Over the past half century, we have come to really love our flag. It seems to be everywhere from public buildings, private homes, on our backpacks when travelling overseas, to lapel pins and shoulder patches on the uniforms of our military. Plus, right now, as it is every two years, Canada's flag is again among the most visible and popular at the 2014 Winter Olympics.
The Red and White Maple Leaf is truly ours. Like many ultimately good things in Canada it came to be as the result of political compromise. The final design by George F. G. Stanley, inspired by the flag of the Royal Military College, is an eleven-point maple leaf representing the ten provinces and territories on a field of white, with two red bars signifying a country which spans the continent 'from sea to sea'. In recognition of the traditional colours of both Britain and France , Red and White had been proclaimed the official colours of Canada by King George V in 1921. Many historians date the use of the maple leaf as the primary symbol of Canada back to around 1700. No surprise there. After all, our aboriginal peoples had discovered the great taste treats that come from maple sap thousands of years earlier. Alexander Muir composed the iconic song The Maple Leaf Forever for Canada's Confederation year. It became our national song for decades, and remains a favourite to this day. Finally in 1957 the colour of the maple leaf on the shield of the Royal Arms of Canada was changed to red on a white ground. The stage was now set.

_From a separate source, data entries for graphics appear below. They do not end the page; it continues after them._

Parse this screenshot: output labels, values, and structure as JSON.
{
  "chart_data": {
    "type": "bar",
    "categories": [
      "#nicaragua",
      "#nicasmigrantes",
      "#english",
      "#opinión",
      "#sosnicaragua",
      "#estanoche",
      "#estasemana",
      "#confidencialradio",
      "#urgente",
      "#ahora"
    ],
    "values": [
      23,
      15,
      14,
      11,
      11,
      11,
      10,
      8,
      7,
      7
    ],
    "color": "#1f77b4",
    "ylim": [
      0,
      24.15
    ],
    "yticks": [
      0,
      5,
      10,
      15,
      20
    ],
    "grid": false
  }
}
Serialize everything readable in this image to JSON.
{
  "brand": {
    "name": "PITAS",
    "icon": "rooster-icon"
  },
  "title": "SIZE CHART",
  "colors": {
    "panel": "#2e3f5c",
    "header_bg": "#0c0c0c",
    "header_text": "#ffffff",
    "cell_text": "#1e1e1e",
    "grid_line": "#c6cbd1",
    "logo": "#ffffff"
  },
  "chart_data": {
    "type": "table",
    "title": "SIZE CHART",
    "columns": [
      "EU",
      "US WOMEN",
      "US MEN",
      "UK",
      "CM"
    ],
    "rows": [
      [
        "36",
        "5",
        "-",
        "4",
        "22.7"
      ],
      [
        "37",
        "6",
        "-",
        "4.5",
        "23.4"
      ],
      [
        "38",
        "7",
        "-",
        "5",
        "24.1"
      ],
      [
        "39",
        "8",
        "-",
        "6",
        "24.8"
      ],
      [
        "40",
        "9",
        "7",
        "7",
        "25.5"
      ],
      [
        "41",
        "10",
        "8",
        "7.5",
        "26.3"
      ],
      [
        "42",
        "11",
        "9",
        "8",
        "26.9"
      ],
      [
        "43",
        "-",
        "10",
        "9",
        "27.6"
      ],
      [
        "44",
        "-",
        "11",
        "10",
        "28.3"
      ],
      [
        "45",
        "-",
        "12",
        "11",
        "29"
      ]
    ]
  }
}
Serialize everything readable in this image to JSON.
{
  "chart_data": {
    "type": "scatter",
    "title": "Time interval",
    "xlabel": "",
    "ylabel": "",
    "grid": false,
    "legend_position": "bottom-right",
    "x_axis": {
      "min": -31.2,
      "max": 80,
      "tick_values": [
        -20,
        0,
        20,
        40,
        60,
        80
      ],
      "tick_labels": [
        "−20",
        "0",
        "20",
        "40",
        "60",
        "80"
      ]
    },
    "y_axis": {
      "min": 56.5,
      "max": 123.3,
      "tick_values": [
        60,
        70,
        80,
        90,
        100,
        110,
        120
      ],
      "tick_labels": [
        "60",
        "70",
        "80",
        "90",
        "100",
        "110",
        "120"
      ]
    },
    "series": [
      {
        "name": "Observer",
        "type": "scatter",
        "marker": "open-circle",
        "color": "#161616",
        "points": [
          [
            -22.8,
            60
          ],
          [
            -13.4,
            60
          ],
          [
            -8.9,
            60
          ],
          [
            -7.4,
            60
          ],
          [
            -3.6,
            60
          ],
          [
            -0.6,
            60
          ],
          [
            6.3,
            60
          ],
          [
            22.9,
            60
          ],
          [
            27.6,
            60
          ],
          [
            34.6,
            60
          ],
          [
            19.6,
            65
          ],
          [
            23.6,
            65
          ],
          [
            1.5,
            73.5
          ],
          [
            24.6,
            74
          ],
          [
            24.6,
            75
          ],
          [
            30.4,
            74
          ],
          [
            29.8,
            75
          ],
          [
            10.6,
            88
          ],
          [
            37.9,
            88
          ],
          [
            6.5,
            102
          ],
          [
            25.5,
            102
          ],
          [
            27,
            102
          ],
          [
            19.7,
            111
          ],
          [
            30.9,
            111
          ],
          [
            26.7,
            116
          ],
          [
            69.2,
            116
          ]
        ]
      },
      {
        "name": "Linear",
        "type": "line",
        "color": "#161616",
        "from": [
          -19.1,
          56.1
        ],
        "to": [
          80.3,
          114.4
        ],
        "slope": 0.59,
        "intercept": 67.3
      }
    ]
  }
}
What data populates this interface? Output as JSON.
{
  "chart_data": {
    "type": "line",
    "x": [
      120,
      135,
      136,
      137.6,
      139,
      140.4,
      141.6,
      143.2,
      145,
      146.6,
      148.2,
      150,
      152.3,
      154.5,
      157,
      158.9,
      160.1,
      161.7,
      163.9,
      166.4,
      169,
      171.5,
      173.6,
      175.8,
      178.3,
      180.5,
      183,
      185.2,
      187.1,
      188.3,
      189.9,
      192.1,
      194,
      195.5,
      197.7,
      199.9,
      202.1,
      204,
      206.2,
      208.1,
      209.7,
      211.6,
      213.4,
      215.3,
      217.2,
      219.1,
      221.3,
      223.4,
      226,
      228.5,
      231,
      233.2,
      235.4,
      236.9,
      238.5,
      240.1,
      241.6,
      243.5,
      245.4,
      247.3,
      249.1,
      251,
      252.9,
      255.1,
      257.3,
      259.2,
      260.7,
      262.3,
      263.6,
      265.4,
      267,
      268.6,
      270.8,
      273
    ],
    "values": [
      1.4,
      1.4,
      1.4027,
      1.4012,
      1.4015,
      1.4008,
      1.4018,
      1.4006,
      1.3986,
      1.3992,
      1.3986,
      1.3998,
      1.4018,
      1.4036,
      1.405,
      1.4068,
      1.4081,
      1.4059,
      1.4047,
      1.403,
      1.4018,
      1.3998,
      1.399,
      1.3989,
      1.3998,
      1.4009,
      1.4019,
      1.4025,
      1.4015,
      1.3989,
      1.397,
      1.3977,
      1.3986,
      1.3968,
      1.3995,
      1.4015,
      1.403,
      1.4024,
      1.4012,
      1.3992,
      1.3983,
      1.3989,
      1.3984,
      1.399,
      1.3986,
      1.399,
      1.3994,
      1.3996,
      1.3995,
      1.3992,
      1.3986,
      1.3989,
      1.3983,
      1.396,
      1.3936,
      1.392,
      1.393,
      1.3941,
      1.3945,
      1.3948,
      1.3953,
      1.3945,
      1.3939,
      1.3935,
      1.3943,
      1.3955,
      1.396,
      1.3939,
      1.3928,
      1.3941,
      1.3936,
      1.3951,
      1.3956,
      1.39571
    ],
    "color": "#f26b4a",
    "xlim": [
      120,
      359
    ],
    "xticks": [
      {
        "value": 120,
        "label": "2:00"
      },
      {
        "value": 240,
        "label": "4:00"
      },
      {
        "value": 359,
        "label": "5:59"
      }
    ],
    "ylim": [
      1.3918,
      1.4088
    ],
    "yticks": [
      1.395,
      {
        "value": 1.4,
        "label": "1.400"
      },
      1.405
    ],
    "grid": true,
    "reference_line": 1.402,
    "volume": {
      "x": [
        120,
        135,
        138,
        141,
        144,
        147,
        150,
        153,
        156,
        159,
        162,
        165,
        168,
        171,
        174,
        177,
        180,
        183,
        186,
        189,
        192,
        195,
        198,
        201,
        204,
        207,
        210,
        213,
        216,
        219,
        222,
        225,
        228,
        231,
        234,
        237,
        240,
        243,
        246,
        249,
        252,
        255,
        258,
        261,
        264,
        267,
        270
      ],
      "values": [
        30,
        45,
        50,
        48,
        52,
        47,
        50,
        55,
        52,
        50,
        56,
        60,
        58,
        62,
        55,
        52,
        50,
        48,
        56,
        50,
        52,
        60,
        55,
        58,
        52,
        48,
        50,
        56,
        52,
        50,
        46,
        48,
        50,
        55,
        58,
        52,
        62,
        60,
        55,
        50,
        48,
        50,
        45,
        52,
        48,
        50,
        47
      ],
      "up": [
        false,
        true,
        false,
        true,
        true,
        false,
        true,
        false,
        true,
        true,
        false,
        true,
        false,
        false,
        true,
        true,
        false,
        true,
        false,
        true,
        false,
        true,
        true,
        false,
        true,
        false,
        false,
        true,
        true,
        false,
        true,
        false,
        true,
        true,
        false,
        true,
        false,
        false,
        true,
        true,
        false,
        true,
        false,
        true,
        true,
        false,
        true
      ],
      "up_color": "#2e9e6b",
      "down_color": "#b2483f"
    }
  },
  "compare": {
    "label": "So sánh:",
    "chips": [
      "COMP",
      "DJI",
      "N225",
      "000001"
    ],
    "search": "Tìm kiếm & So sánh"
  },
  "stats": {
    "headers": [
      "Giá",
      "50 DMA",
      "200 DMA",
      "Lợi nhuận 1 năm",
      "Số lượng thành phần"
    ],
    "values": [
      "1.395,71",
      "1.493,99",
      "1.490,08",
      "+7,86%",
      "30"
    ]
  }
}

After a protracted political battle in Parliament, at precisely 12:00 noon on February 15th 1965, a crowd of dignitaries and regular Canadians assembled on Parliament Hill. They gazed up at the flagpole atop the Peace Tower to bear witness to an historic moment as the old Canadian Red Ensign was lowered for the last time and the Red Maple Leaf was inaugurated as the official National Flag of Canada.
So this brings us to the central question of this article. What will you be doing to celebrate Flag Day? We at mycollingwood.ca have a suggestion. Since Flag Day falls on a Saturday this year, after you finish with your regular weekend errands, why not gather up your friends and family, especially the kids, and head on over to the main hall in your town or city. Just before 12:00 noon will be ideal. Be sure to bring along a printout of this article for every person in your group. If there doesn't seem to be any town or city official there, take the lead yourself as MC in a Flag Day ceremony. Now while it is not as famous, or claim to have the same import of the American Pledge of Allegiance to Old Glory, we invite your group to join in and recite the following: THE PLEDGE TO THE CANADIAN FLAG.
"TO MY FLAG, AND TO THE COUNTRY IT REPRESENTS, I PLEDGE RESPECT AND LOYALTY.
WAVE WITH PRIDE FROM SEA TO SEA AND WITHIN YOUR FOLDS, KEEP US EVER UNITED.
BE FOR ALL A SYMBOL OF LOVE, FREEDOM, AND JUSTICE.
GOD KEEP OUR FLAG, GOD PROTECT OUR CANADA."